My thought: If we show that $x$ is prime if and only if a polynomial with coefficient $x$ satisfies a specific 'condition' and the 'condition' is preserved under multiplication, then we can finish as follows: $x \ast y$ is prime if and only if a polynomial with coefficient $x \ast y$ (which is a product of two polynomials with coefficients $x$ and $y$, respectively) satisfies the 'condition' if and only if two polynomials both satisfy the 'condition' if and only if $x,y$ are both prime.

However, I cannot find any possible conditions.

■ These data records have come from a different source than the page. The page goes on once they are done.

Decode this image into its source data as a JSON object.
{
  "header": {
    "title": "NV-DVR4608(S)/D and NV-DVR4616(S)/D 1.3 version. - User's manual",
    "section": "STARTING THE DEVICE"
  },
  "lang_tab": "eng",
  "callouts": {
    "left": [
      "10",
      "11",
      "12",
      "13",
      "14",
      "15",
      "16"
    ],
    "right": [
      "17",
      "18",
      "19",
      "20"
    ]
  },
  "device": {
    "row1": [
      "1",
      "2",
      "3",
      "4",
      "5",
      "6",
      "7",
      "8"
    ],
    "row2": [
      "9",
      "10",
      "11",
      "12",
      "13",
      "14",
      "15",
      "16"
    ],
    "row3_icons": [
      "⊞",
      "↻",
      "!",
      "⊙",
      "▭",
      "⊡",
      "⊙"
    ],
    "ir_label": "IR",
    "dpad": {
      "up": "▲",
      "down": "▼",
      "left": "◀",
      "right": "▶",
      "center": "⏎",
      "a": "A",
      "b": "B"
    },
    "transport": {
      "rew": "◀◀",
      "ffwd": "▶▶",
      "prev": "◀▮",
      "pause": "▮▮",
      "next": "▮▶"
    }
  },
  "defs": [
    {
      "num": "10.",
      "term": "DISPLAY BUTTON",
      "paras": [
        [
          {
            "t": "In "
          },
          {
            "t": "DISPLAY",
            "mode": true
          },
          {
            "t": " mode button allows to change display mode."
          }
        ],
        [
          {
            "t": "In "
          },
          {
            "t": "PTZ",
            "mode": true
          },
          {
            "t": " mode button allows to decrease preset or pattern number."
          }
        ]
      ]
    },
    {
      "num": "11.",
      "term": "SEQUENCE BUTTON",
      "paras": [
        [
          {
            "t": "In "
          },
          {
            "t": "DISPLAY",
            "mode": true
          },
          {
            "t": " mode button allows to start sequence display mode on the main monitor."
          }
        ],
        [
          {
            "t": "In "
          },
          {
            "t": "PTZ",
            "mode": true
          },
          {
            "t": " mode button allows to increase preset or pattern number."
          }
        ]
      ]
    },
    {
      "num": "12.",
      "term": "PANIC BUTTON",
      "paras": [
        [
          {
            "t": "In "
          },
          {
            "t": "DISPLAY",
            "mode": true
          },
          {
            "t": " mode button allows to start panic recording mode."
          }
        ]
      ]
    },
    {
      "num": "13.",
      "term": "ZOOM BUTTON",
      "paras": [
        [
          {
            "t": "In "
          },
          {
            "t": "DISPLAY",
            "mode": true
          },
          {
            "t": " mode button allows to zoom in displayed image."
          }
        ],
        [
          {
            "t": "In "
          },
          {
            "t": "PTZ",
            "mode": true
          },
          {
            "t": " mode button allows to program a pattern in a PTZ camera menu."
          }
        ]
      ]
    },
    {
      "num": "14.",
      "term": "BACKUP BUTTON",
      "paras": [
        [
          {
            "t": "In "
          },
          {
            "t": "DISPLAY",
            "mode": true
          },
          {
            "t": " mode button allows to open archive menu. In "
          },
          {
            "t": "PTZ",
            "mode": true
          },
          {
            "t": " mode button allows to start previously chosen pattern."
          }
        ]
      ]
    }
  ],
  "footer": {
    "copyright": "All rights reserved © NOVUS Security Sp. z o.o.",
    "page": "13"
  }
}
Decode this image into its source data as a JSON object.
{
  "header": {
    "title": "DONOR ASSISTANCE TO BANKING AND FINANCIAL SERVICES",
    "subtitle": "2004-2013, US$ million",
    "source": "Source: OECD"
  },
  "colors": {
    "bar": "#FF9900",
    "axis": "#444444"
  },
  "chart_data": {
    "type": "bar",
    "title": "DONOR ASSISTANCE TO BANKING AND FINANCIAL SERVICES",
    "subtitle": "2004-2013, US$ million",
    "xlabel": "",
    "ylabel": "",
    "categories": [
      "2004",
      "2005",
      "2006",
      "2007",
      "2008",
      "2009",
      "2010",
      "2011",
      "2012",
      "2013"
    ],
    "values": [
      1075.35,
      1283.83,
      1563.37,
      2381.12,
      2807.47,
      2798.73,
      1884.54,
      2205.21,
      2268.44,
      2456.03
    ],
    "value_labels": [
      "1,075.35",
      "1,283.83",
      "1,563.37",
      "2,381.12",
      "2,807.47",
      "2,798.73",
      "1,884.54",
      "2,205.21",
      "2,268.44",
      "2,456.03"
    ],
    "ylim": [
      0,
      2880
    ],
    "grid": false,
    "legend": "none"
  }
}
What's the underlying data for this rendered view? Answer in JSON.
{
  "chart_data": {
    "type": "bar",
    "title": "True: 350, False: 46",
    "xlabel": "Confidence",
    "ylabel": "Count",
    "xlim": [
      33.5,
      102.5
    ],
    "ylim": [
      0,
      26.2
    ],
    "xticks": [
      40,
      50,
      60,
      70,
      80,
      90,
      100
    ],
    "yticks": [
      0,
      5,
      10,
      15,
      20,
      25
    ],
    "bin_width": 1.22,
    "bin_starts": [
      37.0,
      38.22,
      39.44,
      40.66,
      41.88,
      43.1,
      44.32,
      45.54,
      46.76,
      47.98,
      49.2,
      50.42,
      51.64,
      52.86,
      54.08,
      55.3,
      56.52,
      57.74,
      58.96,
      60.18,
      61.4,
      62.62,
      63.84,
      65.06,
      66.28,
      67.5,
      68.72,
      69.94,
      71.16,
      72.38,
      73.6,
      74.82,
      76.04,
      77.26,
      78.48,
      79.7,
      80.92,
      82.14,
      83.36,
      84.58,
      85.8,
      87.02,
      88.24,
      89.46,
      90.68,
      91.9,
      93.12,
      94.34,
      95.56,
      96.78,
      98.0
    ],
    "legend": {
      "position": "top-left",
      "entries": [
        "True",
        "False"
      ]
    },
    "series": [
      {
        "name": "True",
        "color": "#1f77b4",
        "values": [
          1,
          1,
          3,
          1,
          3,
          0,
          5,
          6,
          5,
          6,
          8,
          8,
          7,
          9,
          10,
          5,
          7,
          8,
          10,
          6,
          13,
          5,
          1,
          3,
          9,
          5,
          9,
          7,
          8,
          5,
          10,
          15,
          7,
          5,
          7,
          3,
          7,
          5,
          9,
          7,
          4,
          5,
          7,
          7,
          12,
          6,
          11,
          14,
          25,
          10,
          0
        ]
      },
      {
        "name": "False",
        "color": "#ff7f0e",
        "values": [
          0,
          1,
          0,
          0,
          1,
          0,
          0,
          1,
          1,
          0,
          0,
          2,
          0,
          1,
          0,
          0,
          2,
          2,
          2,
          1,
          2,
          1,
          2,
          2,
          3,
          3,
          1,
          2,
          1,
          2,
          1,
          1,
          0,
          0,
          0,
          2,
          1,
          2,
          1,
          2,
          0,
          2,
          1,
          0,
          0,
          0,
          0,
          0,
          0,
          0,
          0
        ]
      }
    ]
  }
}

Is this approach right?

EDIT: The original problem is proving "or disproving" the given statement.

Answer 1

Actually you want to prove the following: $\langle a_0,\dots,a_m\rangle=R$ and $\langle b_0,\dots,b_n\rangle=R$ iff $\langle a_0b_0,a_0b_1+a_1b_0,\dots,a_{m-1}b_n+a_mb_{n-1},a_mb_n\rangle=R$. (Here $\langle S\rangle$ denotes the ideal generated by a subset $S$ of $R$.)

If $f(X)=a_0+a_1X+\cdots+a_mX^m$ is the polynomial associated to the sequence $a_0,\dots,a_m$, then your question reduces to the following:

Let $f,g\in R[X]$. Then $f$ and $g$ are primitive iff $fg$ is primitive.

For a proof of this result see Product of two primitive polynomials.